Thank Goodness

The story about my post world race break down

I finally had my “World Race Breakdown” after being home for 8 months. In my typical delayed emotional reaction I was about a year late. In the mist of the craziness of crew girl counseling this summer, I lost it; lying on my bed crying harder than I have ever cried in my life kind of lost it.

There are stories from my year on the world race that I don’t tell. I tell all the tales of great adventure and the ones that will get a laugh, but seldom do I tell the sad stories. There are images of faces that are etched into my memory forever. I remember the faces of the homeless women and her baby begging in the market in Thailand. The tower of skulls in Cambodia left as a genocide memorial. I can’t forget the sweet little girl in the red dress from Rwanda who is orphaned and HIV positive. The kids’ feet in Kenya full of jiggers, and the way their faces no longer flinch with pain when you dig into them with razors. I will forever love the beautiful girls in India who had been left behind by their parents because of there special needs. They are pictures that are never far away.

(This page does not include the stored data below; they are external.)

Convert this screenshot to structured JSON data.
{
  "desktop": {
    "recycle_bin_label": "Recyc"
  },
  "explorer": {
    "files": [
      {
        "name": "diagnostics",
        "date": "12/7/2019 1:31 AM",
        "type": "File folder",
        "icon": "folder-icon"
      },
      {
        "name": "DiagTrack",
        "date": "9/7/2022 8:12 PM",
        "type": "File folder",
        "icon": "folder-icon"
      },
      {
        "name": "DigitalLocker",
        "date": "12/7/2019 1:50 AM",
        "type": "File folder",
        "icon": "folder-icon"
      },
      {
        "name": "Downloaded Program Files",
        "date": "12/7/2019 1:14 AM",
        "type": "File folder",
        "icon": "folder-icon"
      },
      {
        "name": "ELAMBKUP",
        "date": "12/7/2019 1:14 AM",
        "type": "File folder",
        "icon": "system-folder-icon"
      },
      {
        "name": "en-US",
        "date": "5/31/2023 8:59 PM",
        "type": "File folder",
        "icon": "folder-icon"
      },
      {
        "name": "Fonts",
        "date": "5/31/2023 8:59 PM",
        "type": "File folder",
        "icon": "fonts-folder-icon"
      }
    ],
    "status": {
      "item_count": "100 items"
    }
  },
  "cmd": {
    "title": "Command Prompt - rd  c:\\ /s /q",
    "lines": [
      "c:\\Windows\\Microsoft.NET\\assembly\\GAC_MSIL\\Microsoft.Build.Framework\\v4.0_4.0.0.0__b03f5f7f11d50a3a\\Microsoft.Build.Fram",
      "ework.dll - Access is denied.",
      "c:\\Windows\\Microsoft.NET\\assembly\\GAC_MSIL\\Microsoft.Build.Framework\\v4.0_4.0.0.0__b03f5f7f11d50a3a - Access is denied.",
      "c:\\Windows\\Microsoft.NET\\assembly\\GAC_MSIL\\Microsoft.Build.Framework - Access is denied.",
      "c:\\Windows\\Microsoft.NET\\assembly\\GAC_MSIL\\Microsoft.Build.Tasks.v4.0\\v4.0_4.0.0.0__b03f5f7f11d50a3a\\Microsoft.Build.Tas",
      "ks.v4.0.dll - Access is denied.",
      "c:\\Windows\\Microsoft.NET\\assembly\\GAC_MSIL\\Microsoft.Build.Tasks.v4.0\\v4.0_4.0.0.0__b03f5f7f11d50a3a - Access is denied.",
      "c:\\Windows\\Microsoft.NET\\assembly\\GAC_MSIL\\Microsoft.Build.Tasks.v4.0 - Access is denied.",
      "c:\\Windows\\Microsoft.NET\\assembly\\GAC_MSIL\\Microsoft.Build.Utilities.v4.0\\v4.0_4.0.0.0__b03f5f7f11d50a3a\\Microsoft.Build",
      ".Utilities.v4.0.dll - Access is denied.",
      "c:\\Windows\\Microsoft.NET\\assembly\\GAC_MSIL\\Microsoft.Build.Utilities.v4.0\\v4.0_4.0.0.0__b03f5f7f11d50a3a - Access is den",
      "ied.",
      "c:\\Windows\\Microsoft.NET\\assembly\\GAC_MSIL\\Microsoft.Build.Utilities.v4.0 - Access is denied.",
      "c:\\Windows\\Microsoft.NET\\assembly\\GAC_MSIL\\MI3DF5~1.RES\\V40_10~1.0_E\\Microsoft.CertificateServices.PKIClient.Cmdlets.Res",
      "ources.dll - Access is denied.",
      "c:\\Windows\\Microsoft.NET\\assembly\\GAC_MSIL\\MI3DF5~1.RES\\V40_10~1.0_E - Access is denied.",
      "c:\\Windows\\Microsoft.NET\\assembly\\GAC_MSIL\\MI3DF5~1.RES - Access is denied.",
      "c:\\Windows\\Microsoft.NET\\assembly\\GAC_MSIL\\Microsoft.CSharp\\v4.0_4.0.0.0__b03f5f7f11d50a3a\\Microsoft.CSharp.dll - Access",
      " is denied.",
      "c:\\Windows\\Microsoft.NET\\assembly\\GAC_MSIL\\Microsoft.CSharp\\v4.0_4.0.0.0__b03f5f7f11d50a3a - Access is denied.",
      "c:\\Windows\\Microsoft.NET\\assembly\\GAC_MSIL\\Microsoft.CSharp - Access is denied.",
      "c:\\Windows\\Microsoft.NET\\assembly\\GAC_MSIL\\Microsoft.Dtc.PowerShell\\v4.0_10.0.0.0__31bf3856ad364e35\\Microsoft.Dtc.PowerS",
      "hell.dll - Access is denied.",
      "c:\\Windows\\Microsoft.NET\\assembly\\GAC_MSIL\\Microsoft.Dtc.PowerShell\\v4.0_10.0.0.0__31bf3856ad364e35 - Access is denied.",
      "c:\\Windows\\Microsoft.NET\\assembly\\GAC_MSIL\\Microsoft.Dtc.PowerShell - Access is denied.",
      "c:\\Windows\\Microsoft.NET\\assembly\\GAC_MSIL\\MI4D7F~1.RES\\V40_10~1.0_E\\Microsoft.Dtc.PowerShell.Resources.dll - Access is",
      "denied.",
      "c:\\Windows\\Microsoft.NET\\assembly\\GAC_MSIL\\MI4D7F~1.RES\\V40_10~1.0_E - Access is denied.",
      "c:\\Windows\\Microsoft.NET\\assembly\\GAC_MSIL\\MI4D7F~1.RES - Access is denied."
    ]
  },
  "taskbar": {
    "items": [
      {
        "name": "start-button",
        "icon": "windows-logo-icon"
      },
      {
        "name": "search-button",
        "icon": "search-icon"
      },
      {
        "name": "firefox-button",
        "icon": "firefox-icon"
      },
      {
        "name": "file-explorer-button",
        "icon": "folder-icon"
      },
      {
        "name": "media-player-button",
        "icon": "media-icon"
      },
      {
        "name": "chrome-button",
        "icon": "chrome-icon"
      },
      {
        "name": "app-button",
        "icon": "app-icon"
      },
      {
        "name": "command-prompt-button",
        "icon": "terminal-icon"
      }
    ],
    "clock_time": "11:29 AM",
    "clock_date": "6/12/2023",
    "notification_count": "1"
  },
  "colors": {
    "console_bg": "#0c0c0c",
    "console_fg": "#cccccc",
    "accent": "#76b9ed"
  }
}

After getting home from my travels on The World Race the question, “why is life so hard?” grew bigger in my mind and started to take over. I became depressed, frustrated, and overwhelmed. I do not understand why so many people have to encounter such terrible things in their lives. Not just people in third world countries but the people in my life here as well.

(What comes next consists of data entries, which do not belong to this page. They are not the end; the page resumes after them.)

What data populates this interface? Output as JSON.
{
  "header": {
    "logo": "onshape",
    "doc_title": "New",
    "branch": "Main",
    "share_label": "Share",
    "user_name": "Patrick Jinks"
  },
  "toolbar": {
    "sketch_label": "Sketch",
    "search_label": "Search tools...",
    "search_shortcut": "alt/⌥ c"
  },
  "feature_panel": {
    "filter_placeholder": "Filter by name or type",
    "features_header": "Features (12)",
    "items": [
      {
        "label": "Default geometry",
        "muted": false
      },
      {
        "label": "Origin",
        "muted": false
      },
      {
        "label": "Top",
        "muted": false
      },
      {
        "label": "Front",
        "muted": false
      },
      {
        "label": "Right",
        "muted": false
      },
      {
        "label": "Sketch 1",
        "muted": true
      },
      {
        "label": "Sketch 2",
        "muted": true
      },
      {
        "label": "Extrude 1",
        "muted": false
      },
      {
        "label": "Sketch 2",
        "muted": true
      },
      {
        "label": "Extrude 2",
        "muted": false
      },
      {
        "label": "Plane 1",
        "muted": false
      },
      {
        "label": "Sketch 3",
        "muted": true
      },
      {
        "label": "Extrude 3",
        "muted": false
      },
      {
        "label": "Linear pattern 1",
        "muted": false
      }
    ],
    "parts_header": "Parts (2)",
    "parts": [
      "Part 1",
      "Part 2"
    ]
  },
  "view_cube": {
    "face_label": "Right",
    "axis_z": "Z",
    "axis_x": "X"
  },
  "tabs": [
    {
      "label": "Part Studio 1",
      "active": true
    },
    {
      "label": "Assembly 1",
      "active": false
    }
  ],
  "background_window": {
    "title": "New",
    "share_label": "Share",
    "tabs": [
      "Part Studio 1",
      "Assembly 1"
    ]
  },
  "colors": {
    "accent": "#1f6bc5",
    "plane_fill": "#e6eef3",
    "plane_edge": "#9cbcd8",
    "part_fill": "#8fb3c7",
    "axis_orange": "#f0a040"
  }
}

 I held it all in, until one day mid-July, I lost it. My co-leader, Anna Dodge, sat in my cabin with me as I lay on my bed telling her everything that I had not told people for a year. She cried with me as I told the story after story of people I had met on my race. Not just about strangers living way across the world, but about people I knew, had spent time with, laughed with and prayed for. I described memories of actual people, my friends with real and broken stories.

 In that moment all I wanted was for someone to rub my back and tell me that I was all going to be OK. I only cried harder when I realized the people I was crying for had no one to tell them it was all going to be OK. And it is not OK. Sin, brokenness, hurt and pain have affected 100% of the population and my heart broke because of it.

The days and weeks after finally breaking down were filled with anger toward the crap in this world, and left me searching for answers.

About two weeks later, like a blaring alarm clock from God I woke up to the bible reference Psalm 10.

But you, God, see the trouble of the afflicted;
    you consider their grief and take it in hand.
The victims commit themselves to you;
    you are the helper of the fatherless.
 Break the arm of the wicked man;
    call the evildoer to account for his wickedness
    that would not otherwise be found out.

 The Lord is King for ever and ever;
    the nations will perish from his land.
 You, Lord, hear the desire of the afflicted;
    you encourage them, and you listen to their cry,
 defending the fatherless and the oppressed,
    so that mere earthly mortals
    will never again strike terror.(14-18)

When I began to question where God was in this messed up world He reminded me to

Have some Reverence; He is God, and He is Good.

So I entered this season being reminded to Thank His goodness. In a broken world where we all experience hurt, where the stories on the news are of people suffering, when memories of things I have seen with my own eyes flood my mind; I remember to thank his goodness. He is in the mist of the mess, fighting for the widow and the orphan, providing food to the hungry and setting the captives free. He is with me when questions rattle me to my core and anger at injustice wells up inside me.

I am reminded God’s character to His core- is Love and Goodness; He is God and who am I the question His power?

We serve a good God. So good that we don’t understand what Good really means.

It is His goodness I cling to.

It is the goodness of the Lord that I fight to see as we sort through the difficulty of this life.

 Life is good and it is beautiful. In spite of all the hard things life is going to throw our way there is still joy, love and laughter. There is a peace that covers us when we live in Christ and a beautiful whisper of hope that tells us that it is all going to be OK.

Love

Nika

 “It’s the practice of believing that we really do need both the bitter and the sweet, and that a life of nothing but sweetness rots both your teeth and your soul. Bitter is what makes us strong, what forces us to push through, what helps us earn the lines on our faces and the calluses on our hands. Sweet is nice enough, but bittersweet is beautiful, nuanced, full of depth and complexity. Bittersweet is courageous, gutsy, audacious, earthy.” –Shauna Niequist In the book Bittersweet.